Clearly, the Senate as guardian of the Constitution requires political behaviour of a most partisan kind, that is, Opposition appointees must deprive the Government of the two-thirds majority. This can only be done if the Opposition senators act in political concert under the party whip.
The entrenched clauses in the Constitution can only be amended by referendum or a two-thirds majority in both Houses of Parliament.
By structuring the Senate on the basis of 13 Government appointees to eight from the Opposition, the founding fathers ensured that a government — with more than a two-thirds majority in the House — cannot change deeply entrenched provisions without at least one Opposition senator crossing over.
In order for this principle to have practical effect, the Opposition must be able to count on the eight carrying the party line. The assumption is that the whip would not be applied capriciously but reserved to safeguard fundamental constitutional principles. A priori unsigned letters seem to take the principle of party discipline beyond reasonableness.
I believe the wisdom of the founding fathers, in structuring the Senate the way they did, recognised that political compromise was necessary to secure fundamental constitutional change. Regrettably, this is increasingly unlikely in our winner-take-all approach to the use of political power.
Our leaders may reflect on what NW Manley called “a pure accident” that established the Legislative Council back in the 1943 Constitution that granted more autonomy to local elected officials.

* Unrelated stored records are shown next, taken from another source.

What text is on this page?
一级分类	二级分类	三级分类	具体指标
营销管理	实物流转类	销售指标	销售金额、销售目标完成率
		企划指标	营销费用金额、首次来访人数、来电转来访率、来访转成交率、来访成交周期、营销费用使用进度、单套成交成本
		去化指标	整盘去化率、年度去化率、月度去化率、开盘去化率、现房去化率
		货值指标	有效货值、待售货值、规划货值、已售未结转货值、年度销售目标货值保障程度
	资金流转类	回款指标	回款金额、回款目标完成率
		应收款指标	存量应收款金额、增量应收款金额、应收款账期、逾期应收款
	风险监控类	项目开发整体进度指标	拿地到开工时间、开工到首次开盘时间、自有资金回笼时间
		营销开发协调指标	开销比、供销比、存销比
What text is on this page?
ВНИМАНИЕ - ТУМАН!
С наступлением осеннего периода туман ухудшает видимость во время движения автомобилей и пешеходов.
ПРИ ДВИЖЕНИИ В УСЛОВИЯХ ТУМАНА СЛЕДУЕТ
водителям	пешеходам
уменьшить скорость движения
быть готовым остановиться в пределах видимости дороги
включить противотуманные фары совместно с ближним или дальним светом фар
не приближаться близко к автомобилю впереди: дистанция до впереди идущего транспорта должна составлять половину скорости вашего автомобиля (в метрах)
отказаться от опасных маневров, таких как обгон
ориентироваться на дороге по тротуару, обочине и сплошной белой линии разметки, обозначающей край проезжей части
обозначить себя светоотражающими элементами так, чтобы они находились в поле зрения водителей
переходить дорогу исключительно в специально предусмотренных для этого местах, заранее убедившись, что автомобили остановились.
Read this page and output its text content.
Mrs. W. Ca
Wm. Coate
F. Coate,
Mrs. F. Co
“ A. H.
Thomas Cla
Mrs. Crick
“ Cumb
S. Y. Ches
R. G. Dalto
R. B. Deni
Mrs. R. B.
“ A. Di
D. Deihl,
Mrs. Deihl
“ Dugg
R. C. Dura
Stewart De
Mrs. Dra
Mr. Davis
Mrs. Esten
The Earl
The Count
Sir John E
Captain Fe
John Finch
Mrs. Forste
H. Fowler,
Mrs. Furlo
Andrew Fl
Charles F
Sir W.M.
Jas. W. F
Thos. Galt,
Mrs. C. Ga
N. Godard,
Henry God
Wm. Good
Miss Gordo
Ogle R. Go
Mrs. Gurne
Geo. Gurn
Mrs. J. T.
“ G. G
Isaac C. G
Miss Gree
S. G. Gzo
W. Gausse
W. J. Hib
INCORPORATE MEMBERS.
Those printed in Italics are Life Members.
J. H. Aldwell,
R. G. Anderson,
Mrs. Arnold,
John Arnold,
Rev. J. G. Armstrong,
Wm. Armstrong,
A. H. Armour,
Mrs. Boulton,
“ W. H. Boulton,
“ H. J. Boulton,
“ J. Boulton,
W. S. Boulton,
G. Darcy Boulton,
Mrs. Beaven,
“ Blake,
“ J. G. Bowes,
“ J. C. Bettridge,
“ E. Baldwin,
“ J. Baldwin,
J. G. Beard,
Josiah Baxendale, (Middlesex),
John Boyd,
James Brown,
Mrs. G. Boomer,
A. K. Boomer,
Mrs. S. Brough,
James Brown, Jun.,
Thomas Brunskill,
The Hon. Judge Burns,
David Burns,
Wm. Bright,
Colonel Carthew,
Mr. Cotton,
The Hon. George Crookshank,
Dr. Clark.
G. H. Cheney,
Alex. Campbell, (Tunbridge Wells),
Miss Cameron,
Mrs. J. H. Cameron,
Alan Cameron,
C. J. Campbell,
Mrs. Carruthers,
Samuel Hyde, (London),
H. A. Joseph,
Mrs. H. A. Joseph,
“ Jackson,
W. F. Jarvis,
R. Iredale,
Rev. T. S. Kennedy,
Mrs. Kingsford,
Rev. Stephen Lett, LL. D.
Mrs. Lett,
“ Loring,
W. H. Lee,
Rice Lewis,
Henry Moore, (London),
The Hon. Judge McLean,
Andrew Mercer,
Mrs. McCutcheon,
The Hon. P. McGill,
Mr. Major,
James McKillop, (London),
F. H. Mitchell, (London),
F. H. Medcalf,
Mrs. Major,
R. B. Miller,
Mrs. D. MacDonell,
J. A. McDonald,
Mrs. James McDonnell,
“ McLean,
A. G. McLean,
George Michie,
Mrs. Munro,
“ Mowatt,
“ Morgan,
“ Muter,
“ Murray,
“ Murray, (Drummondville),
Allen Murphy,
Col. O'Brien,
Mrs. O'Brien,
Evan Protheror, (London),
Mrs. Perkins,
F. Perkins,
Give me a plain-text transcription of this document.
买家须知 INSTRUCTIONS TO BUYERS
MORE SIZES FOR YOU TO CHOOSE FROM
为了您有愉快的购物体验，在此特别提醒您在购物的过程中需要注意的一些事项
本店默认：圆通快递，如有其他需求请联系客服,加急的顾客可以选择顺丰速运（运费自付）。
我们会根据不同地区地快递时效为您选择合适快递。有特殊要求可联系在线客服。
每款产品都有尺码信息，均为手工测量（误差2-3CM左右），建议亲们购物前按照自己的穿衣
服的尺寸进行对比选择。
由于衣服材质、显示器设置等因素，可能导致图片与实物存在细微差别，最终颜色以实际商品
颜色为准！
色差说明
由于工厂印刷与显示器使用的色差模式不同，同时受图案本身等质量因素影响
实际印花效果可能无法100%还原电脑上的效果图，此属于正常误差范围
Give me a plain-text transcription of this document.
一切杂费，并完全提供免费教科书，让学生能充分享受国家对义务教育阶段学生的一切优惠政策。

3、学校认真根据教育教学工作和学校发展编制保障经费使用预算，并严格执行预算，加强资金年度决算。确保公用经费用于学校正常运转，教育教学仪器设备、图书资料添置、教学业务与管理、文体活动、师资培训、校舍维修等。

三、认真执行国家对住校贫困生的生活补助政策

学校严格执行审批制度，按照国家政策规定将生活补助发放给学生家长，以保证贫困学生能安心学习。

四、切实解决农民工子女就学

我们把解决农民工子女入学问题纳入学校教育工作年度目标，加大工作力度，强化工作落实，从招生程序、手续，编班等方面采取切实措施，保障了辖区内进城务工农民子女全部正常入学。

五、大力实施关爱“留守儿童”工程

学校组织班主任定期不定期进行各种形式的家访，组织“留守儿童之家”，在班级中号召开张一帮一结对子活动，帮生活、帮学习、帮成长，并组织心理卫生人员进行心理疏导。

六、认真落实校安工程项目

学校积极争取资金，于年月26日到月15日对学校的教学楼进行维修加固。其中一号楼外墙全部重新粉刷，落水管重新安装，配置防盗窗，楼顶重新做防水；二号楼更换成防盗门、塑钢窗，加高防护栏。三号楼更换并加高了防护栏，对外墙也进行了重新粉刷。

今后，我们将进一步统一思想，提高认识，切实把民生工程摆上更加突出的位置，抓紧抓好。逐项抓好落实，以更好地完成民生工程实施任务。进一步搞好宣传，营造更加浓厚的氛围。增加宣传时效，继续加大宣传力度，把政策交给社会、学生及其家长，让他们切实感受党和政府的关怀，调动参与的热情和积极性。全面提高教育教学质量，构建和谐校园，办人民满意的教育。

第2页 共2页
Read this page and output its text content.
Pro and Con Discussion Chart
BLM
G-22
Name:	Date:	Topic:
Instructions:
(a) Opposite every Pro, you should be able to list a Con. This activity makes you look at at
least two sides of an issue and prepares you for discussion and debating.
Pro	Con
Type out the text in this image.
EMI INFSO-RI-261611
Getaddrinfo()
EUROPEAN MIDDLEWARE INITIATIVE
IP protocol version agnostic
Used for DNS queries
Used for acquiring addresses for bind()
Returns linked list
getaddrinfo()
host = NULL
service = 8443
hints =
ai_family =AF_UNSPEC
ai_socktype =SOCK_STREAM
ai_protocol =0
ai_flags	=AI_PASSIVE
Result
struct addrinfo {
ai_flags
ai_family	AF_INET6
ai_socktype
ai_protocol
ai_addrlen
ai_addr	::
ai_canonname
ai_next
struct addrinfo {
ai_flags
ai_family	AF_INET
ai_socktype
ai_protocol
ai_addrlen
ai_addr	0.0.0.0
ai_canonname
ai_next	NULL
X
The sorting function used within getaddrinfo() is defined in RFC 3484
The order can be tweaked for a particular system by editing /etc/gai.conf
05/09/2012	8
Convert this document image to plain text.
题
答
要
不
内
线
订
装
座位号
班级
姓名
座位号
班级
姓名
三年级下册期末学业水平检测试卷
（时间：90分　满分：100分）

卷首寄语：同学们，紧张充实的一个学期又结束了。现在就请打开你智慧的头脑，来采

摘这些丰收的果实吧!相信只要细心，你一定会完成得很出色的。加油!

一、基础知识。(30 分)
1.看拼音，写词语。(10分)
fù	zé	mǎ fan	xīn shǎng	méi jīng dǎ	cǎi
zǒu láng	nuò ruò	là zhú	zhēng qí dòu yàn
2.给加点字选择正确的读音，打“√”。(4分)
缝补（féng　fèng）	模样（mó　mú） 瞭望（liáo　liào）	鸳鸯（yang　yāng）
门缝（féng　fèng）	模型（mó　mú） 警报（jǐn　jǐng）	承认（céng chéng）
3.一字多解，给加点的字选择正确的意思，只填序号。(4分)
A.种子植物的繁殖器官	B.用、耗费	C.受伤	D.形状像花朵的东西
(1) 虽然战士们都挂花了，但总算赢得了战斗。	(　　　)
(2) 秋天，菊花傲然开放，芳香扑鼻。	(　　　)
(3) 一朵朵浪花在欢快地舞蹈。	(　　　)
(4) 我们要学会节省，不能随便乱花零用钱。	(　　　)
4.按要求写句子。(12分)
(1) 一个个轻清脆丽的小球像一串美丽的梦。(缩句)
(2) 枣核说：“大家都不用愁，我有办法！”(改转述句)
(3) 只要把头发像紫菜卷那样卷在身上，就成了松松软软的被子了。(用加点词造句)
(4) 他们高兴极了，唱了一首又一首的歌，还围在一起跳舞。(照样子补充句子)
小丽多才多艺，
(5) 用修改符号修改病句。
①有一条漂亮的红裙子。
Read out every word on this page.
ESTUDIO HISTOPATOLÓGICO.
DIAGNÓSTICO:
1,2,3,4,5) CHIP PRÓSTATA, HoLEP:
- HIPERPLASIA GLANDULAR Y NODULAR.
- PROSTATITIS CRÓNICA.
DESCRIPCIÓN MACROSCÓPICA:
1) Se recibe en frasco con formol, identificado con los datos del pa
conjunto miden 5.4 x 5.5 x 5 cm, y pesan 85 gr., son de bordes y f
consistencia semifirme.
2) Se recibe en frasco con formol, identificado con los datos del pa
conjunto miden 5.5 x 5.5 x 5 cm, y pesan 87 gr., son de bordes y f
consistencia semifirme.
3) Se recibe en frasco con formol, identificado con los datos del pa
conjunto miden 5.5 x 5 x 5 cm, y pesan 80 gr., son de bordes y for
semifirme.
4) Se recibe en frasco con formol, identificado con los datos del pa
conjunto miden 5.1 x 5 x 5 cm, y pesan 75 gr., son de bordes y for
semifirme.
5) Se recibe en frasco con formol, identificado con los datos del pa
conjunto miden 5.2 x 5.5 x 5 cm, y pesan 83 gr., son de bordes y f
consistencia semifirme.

At the time, Manley wanted a legislature that was “fully representative” of the people. But he also insisted on an Executive Council as “the principal instrument of policy” analogous to a Cabinet in Independence.
On the other hand, according to Munroe, JAG Smith, as the leader of the Elected Members Association, “demanded” an Upper House. Manley compromised in order to present a united front to the colonial authorities and get a stronger executive. Is that possible in today’s politics?